Alas, in more mature legal markets such as Colorado, Oregon and California, picking up some cannabis has been simplified to a trip to the closest dispensary.
In California, there are 358 pot shops statewide as of the end of 2018, according to the Bureau of Cannabis Control—which has certainly revolutionized how consumers can access and buy marijuana.
Users have more options and the peace of mind of walking into a regular store on a regular street in broad daylight to buy cannabis.
Consumer world transformed
But looking at the big picture of consumers in modern society, what other major transformation has occurred?
With the rise of the digital era and the expansion of e-commerce and the sharing economy, brick-and-mortar stores only represent a portion of how consumers buy goods and services.
In fact, online shopping sales reached more than $500 billion in the U.S. in 2018, up 14 per cent over the previous year, according to U.S. Census Bureau figures.
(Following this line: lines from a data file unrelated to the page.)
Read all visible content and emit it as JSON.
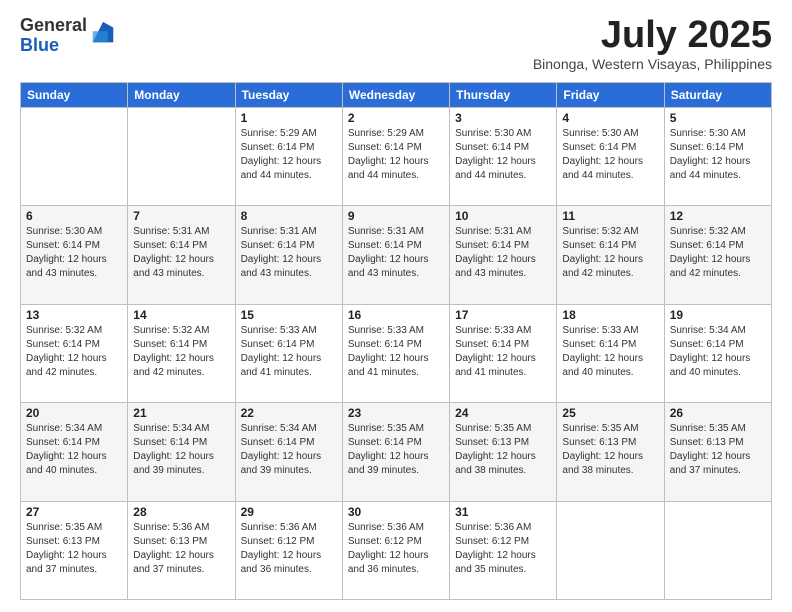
{
  "logo": {
    "general": "General",
    "blue": "Blue"
  },
  "header": {
    "month_title": "July 2025",
    "subtitle": "Binonga, Western Visayas, Philippines"
  },
  "days_of_week": [
    "Sunday",
    "Monday",
    "Tuesday",
    "Wednesday",
    "Thursday",
    "Friday",
    "Saturday"
  ],
  "weeks": [
    [
      {
        "day": "",
        "info": ""
      },
      {
        "day": "",
        "info": ""
      },
      {
        "day": "1",
        "info": "Sunrise: 5:29 AM\nSunset: 6:14 PM\nDaylight: 12 hours and 44 minutes."
      },
      {
        "day": "2",
        "info": "Sunrise: 5:29 AM\nSunset: 6:14 PM\nDaylight: 12 hours and 44 minutes."
      },
      {
        "day": "3",
        "info": "Sunrise: 5:30 AM\nSunset: 6:14 PM\nDaylight: 12 hours and 44 minutes."
      },
      {
        "day": "4",
        "info": "Sunrise: 5:30 AM\nSunset: 6:14 PM\nDaylight: 12 hours and 44 minutes."
      },
      {
        "day": "5",
        "info": "Sunrise: 5:30 AM\nSunset: 6:14 PM\nDaylight: 12 hours and 44 minutes."
      }
    ],
    [
      {
        "day": "6",
        "info": "Sunrise: 5:30 AM\nSunset: 6:14 PM\nDaylight: 12 hours and 43 minutes."
      },
      {
        "day": "7",
        "info": "Sunrise: 5:31 AM\nSunset: 6:14 PM\nDaylight: 12 hours and 43 minutes."
      },
      {
        "day": "8",
        "info": "Sunrise: 5:31 AM\nSunset: 6:14 PM\nDaylight: 12 hours and 43 minutes."
      },
      {
        "day": "9",
        "info": "Sunrise: 5:31 AM\nSunset: 6:14 PM\nDaylight: 12 hours and 43 minutes."
      },
      {
        "day": "10",
        "info": "Sunrise: 5:31 AM\nSunset: 6:14 PM\nDaylight: 12 hours and 43 minutes."
      },
      {
        "day": "11",
        "info": "Sunrise: 5:32 AM\nSunset: 6:14 PM\nDaylight: 12 hours and 42 minutes."
      },
      {
        "day": "12",
        "info": "Sunrise: 5:32 AM\nSunset: 6:14 PM\nDaylight: 12 hours and 42 minutes."
      }
    ],
    [
      {
        "day": "13",
        "info": "Sunrise: 5:32 AM\nSunset: 6:14 PM\nDaylight: 12 hours and 42 minutes."
      },
      {
        "day": "14",
        "info": "Sunrise: 5:32 AM\nSunset: 6:14 PM\nDaylight: 12 hours and 42 minutes."
      },
      {
        "day": "15",
        "info": "Sunrise: 5:33 AM\nSunset: 6:14 PM\nDaylight: 12 hours and 41 minutes."
      },
      {
        "day": "16",
        "info": "Sunrise: 5:33 AM\nSunset: 6:14 PM\nDaylight: 12 hours and 41 minutes."
      },
      {
        "day": "17",
        "info": "Sunrise: 5:33 AM\nSunset: 6:14 PM\nDaylight: 12 hours and 41 minutes."
      },
      {
        "day": "18",
        "info": "Sunrise: 5:33 AM\nSunset: 6:14 PM\nDaylight: 12 hours and 40 minutes."
      },
      {
        "day": "19",
        "info": "Sunrise: 5:34 AM\nSunset: 6:14 PM\nDaylight: 12 hours and 40 minutes."
      }
    ],
    [
      {
        "day": "20",
        "info": "Sunrise: 5:34 AM\nSunset: 6:14 PM\nDaylight: 12 hours and 40 minutes."
      },
      {
        "day": "21",
        "info": "Sunrise: 5:34 AM\nSunset: 6:14 PM\nDaylight: 12 hours and 39 minutes."
      },
      {
        "day": "22",
        "info": "Sunrise: 5:34 AM\nSunset: 6:14 PM\nDaylight: 12 hours and 39 minutes."
      },
      {
        "day": "23",
        "info": "Sunrise: 5:35 AM\nSunset: 6:14 PM\nDaylight: 12 hours and 39 minutes."
      },
      {
        "day": "24",
        "info": "Sunrise: 5:35 AM\nSunset: 6:13 PM\nDaylight: 12 hours and 38 minutes."
      },
      {
        "day": "25",
        "info": "Sunrise: 5:35 AM\nSunset: 6:13 PM\nDaylight: 12 hours and 38 minutes."
      },
      {
        "day": "26",
        "info": "Sunrise: 5:35 AM\nSunset: 6:13 PM\nDaylight: 12 hours and 37 minutes."
      }
    ],
    [
      {
        "day": "27",
        "info": "Sunrise: 5:35 AM\nSunset: 6:13 PM\nDaylight: 12 hours and 37 minutes."
      },
      {
        "day": "28",
        "info": "Sunrise: 5:36 AM\nSunset: 6:13 PM\nDaylight: 12 hours and 37 minutes."
      },
      {
        "day": "29",
        "info": "Sunrise: 5:36 AM\nSunset: 6:12 PM\nDaylight: 12 hours and 36 minutes."
      },
      {
        "day": "30",
        "info": "Sunrise: 5:36 AM\nSunset: 6:12 PM\nDaylight: 12 hours and 36 minutes."
      },
      {
        "day": "31",
        "info": "Sunrise: 5:36 AM\nSunset: 6:12 PM\nDaylight: 12 hours and 35 minutes."
      },
      {
        "day": "",
        "info": ""
      },
      {
        "day": "",
        "info": ""
      }
    ]
  ]
}
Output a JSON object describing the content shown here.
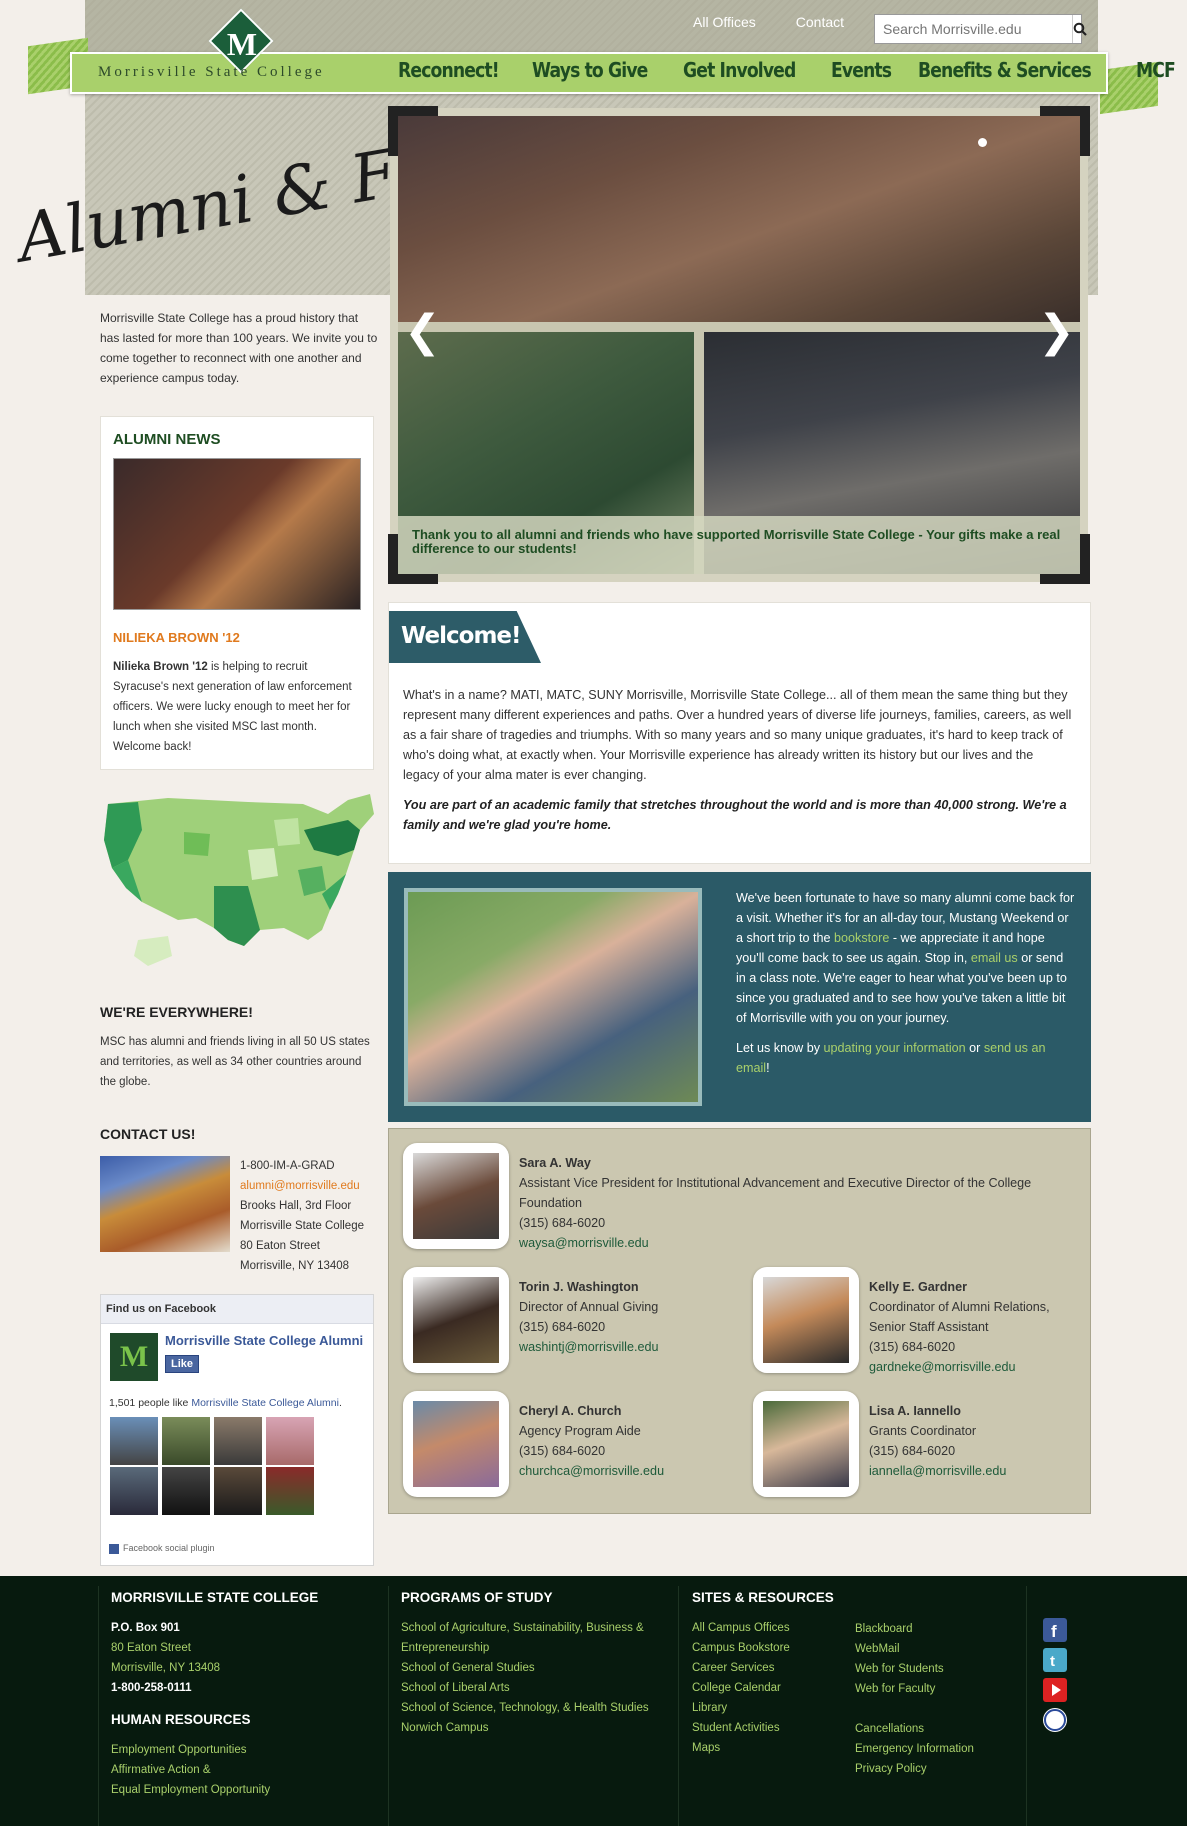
{
  "header": {
    "top_links": [
      "All Offices",
      "Contact"
    ],
    "search_placeholder": "Search Morrisville.edu",
    "brand": "Morrisville State College",
    "nav": [
      "Reconnect!",
      "Ways to Give",
      "Get Involved",
      "Events",
      "Benefits & Services",
      "MCF"
    ],
    "script_title": "Alumni & Friends"
  },
  "intro": "Morrisville State College has a proud history that has lasted for more than 100 years. We invite you to come together to reconnect with one another and experience campus today.",
  "slider": {
    "caption": "Thank you to all alumni and friends who have supported Morrisville State College - Your gifts make a real difference to our students!"
  },
  "news": {
    "heading": "ALUMNI NEWS",
    "title": "NILIEKA BROWN '12",
    "name_bold": "Nilieka Brown '12",
    "body": " is helping to recruit Syracuse's next generation of law enforcement officers. We were lucky enough to meet her for lunch when she visited MSC last month. Welcome back!"
  },
  "everywhere": {
    "heading": "WE'RE EVERYWHERE!",
    "body": "MSC has alumni and friends living in all 50 US states and territories, as well as 34 other countries around the globe."
  },
  "contact": {
    "heading": "CONTACT US!",
    "phone": "1-800-IM-A-GRAD",
    "email": "alumni@morrisville.edu",
    "line1": "Brooks Hall, 3rd Floor",
    "line2": "Morrisville State College",
    "line3": "80 Eaton Street",
    "line4": "Morrisville, NY 13408"
  },
  "facebook": {
    "header": "Find us on Facebook",
    "page_name": "Morrisville State College Alumni",
    "like": "Like",
    "count_prefix": "1,501 people like ",
    "count_link": "Morrisville State College Alumni",
    "count_suffix": ".",
    "plugin": "Facebook social plugin"
  },
  "welcome": {
    "tag": "Welcome!",
    "body": "What's in a name? MATI, MATC, SUNY Morrisville, Morrisville State College... all of them mean the same thing but they represent many different experiences and paths. Over a hundred years of diverse life journeys, families, careers, as well as a fair share of tragedies and triumphs. With so many years and so many unique graduates, it's hard to keep track of who's doing what, at exactly when. Your Morrisville experience has already written its history but our lives and the legacy of your alma mater is ever changing.",
    "strong": "You are part of an academic family that stretches throughout the world and is more than 40,000 strong. We're a family and we're glad you're home."
  },
  "visit": {
    "p1_a": "We've been fortunate to have so many alumni come back for a visit. Whether it's for an all-day tour, Mustang Weekend or a short trip to the ",
    "bookstore": "bookstore",
    "p1_b": " - we appreciate it and hope you'll come back to see us again. Stop in, ",
    "email_us": "email us",
    "p1_c": " or send in a class note. We're eager to hear what you've been up to since you graduated and to see how you've taken a little bit of Morrisville with you on your journey.",
    "p2_a": "Let us know by ",
    "update": "updating your information",
    "p2_b": " or ",
    "send": "send us an email",
    "p2_c": "!"
  },
  "staff": [
    {
      "name": "Sara A. Way",
      "title": "Assistant Vice President for Institutional Advancement and Executive Director of the College Foundation",
      "phone": "(315) 684-6020",
      "email": "waysa@morrisville.edu"
    },
    {
      "name": "Torin J. Washington",
      "title": "Director of Annual Giving",
      "phone": "(315) 684-6020",
      "email": "washintj@morrisville.edu"
    },
    {
      "name": "Kelly E. Gardner",
      "title": "Coordinator of Alumni Relations, Senior Staff Assistant",
      "phone": "(315) 684-6020",
      "email": "gardneke@morrisville.edu"
    },
    {
      "name": "Cheryl A. Church",
      "title": "Agency Program Aide",
      "phone": "(315) 684-6020",
      "email": "churchca@morrisville.edu"
    },
    {
      "name": "Lisa A. Iannello",
      "title": "Grants Coordinator",
      "phone": "(315) 684-6020",
      "email": "iannella@morrisville.edu"
    }
  ],
  "footer": {
    "college_heading": "MORRISVILLE STATE COLLEGE",
    "pobox": "P.O. Box 901",
    "street": "80 Eaton Street",
    "city": "Morrisville, NY 13408",
    "phone": "1-800-258-0111",
    "hr_heading": "HUMAN RESOURCES",
    "hr_links": [
      "Employment Opportunities",
      "Affirmative Action &",
      "Equal Employment Opportunity"
    ],
    "programs_heading": "PROGRAMS OF STUDY",
    "programs": [
      "School of Agriculture, Sustainability, Business &",
      "Entrepreneurship",
      "School of General Studies",
      "School of Liberal Arts",
      "School of Science, Technology, & Health Studies",
      "Norwich Campus"
    ],
    "sites_heading": "SITES & RESOURCES",
    "sites_col1": [
      "All Campus Offices",
      "Campus Bookstore",
      "Career Services",
      "College Calendar",
      "Library",
      "Student Activities",
      "Maps"
    ],
    "sites_col2": [
      "Blackboard",
      "WebMail",
      "Web for Students",
      "Web for Faculty",
      "",
      "Cancellations",
      "Emergency Information",
      "Privacy Policy"
    ],
    "social": [
      "facebook-icon",
      "twitter-icon",
      "youtube-icon",
      "suny-icon"
    ]
  },
  "colors": {
    "accent": "#a9d06b",
    "brand_green": "#1e4d22",
    "teal": "#2b5a67",
    "orange": "#e07a1e",
    "footer_bg": "#071a0e"
  }
}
And with around 80 per cent of Americans now making purchases online, it is causing historic meltdowns, store closures and bankruptcies in the retail sector.
Whether you’re looking for a ride, booking a hotel or ordering a pizza—specialized logistic platforms from Uber, Airbnb to Doordash—have transformed the world for consumers, who are now only a few thumb clicks away from getting what they want.
Regulatory burdens stymie legal cannabis market
But how does that fit in with the cannabis market for consumers?
The legal marijuana market is still in its infancy but evolving at a rapid pace. And so far many legal markets have seen major disruptions to the supply chain due to industry’s slow adaptation to onerous government regulations.
Cultivators, distributors, manufacturers, packers, extractors, and retailers all have to navigate through a thicket of red tape to get cannabis products into the hands of customers.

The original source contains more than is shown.